Bangladesch strebt bis 2030 eine Teeproduktion von 115 Millionen kg pro Jahr an
Das Bangladesh Tea Board will die jährliche Teeproduktion bis 2030 auf 115 Millionen kg steigern. Dafür soll der Anbau ertragreicher Sorten des Bangladesh Tea Research Institute ausgeweitet und die Exportfähigkeit gestärkt werden.
Tea Board setzt Produktionsziel für 2030
Das Bangladesh Tea Board hat sich zum Ziel gesetzt, bis 2030 jährlich 115 Millionen kg Tee zu produzieren, berichtet die Dhaka Tribune. Damit erhält die heimische Teeindustrie eine konkrete Zielmarke, während höhere landwirtschaftliche Erträge in den Mittelpunkt der Expansionsstrategie rücken.
Der Plan sieht vor, ertragreiche Teesorten des Bangladesh Tea Research Institute auf größerer Fläche anzubauen. Diese Sorten könnten den Ertrag der bewirtschafteten Flächen erhöhen. Das verfügbare Ausgangsmaterial nennt jedoch weder die vorgesehene Anbaufläche noch den erwarteten Hektarertrag oder den erforderlichen Investitionsbedarf.
Ertragreiche Sorten tragen die Expansion
Der Schwerpunkt auf wissenschaftlich entwickelten Sorten macht das Pflanzmaterial zu einem Kernelement des Programms. Die Umsetzung hängt davon ab, wie schnell geeignete Pflanzen vermehrt und von Plantagen sowie anderen Erzeugern übernommen werden. Feldergebnisse, die Verfügbarkeit der Pflanzen und die Zeit bis zur produktiven Reife neuer Teesträucher entscheiden darüber, welcher Anteil des Zielvolumens bis 2030 erreichbar ist.

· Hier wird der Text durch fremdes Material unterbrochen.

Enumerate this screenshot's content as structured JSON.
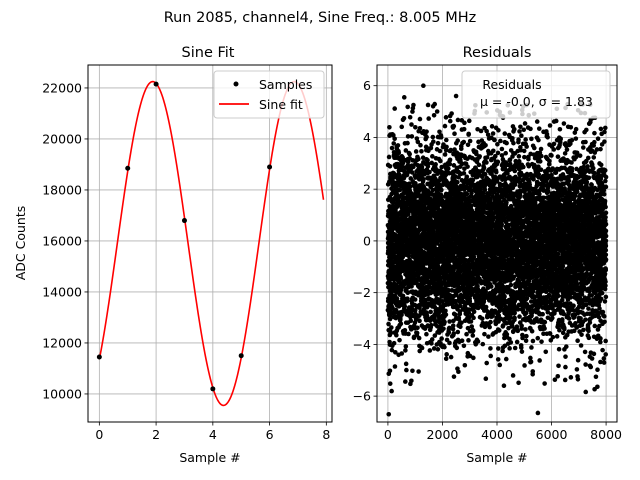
{
  "figure": {
    "suptitle": "Run 2085, channel4, Sine Freq.: 8.005 MHz"
  },
  "chart_data": [
    {
      "type": "line",
      "title": "Sine Fit",
      "xlabel": "Sample #",
      "ylabel": "ADC Counts",
      "xlim": [
        -0.4,
        8.2
      ],
      "ylim": [
        8900,
        22900
      ],
      "xticks": [
        0,
        2,
        4,
        6,
        8
      ],
      "yticks": [
        10000,
        12000,
        14000,
        16000,
        18000,
        20000,
        22000
      ],
      "grid": true,
      "legend_position": "upper right",
      "series": [
        {
          "name": "Samples",
          "style": "points",
          "color": "#000000",
          "x": [
            0,
            1,
            2,
            3,
            4,
            5,
            6
          ],
          "y": [
            11450,
            18850,
            22150,
            16800,
            10200,
            11500,
            18900
          ]
        },
        {
          "name": "Sine fit",
          "style": "line",
          "color": "#ff0000",
          "function": {
            "offset": 15900,
            "amplitude": 6350,
            "period": 4.99,
            "peak_at": 1.88,
            "x_start": 0,
            "x_end": 7.9
          }
        }
      ]
    },
    {
      "type": "scatter",
      "title": "Residuals",
      "xlabel": "Sample #",
      "xlim": [
        -400,
        8400
      ],
      "ylim": [
        -7.0,
        6.8
      ],
      "xticks": [
        0,
        2000,
        4000,
        6000,
        8000
      ],
      "yticks": [
        -6,
        -4,
        -2,
        0,
        2,
        4,
        6
      ],
      "grid": true,
      "legend_position": "upper right",
      "legend_title": "Residuals",
      "legend_stats": "μ = -0.0, σ = 1.83",
      "series": [
        {
          "name": "Residuals",
          "color": "#000000",
          "n_points": 8000,
          "x_range": [
            0,
            8000
          ],
          "mean": 0.0,
          "std": 1.83,
          "notable_points": [
            {
              "x": 30,
              "y": -6.7
            },
            {
              "x": 5500,
              "y": -6.65
            },
            {
              "x": 1300,
              "y": 6.0
            },
            {
              "x": 2500,
              "y": 5.6
            },
            {
              "x": 600,
              "y": 5.55
            },
            {
              "x": 900,
              "y": 5.0
            }
          ]
        }
      ]
    }
  ]
}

Für Erzeuger und Verarbeiter verlangt eine größere Ernte zudem eine Abstimmung über den Anbau hinaus. Zusätzliche Teeblätter müssen geerntet, transportiert und ohne Qualitätsverlust verarbeitet werden. Der Bericht enthält keine Angaben zu geplanten Fabrikkapazitäten, Finanzierung, Arbeitskräftebedarf oder unterstützender Infrastruktur. Der operative Weg zu 115 Millionen kg bleibt damit offen.
Exportfähigkeit gehört zu den Zielen
Die Produktionsausweitung soll Bangladeschs Fähigkeit zum Teeexport stärken. Eine größere nationale Ernte kann zusätzlichen Spielraum für Auslandsverkäufe schaffen. Der tatsächlich exportierbare Überschuss hängt jedoch auch von der Inlandsnachfrage sowie von Qualität und Zusammensetzung der zusätzlichen Produktion ab. Ein eigenes Exportmengenziel und bevorzugte Absatzmärkte werden nicht genannt.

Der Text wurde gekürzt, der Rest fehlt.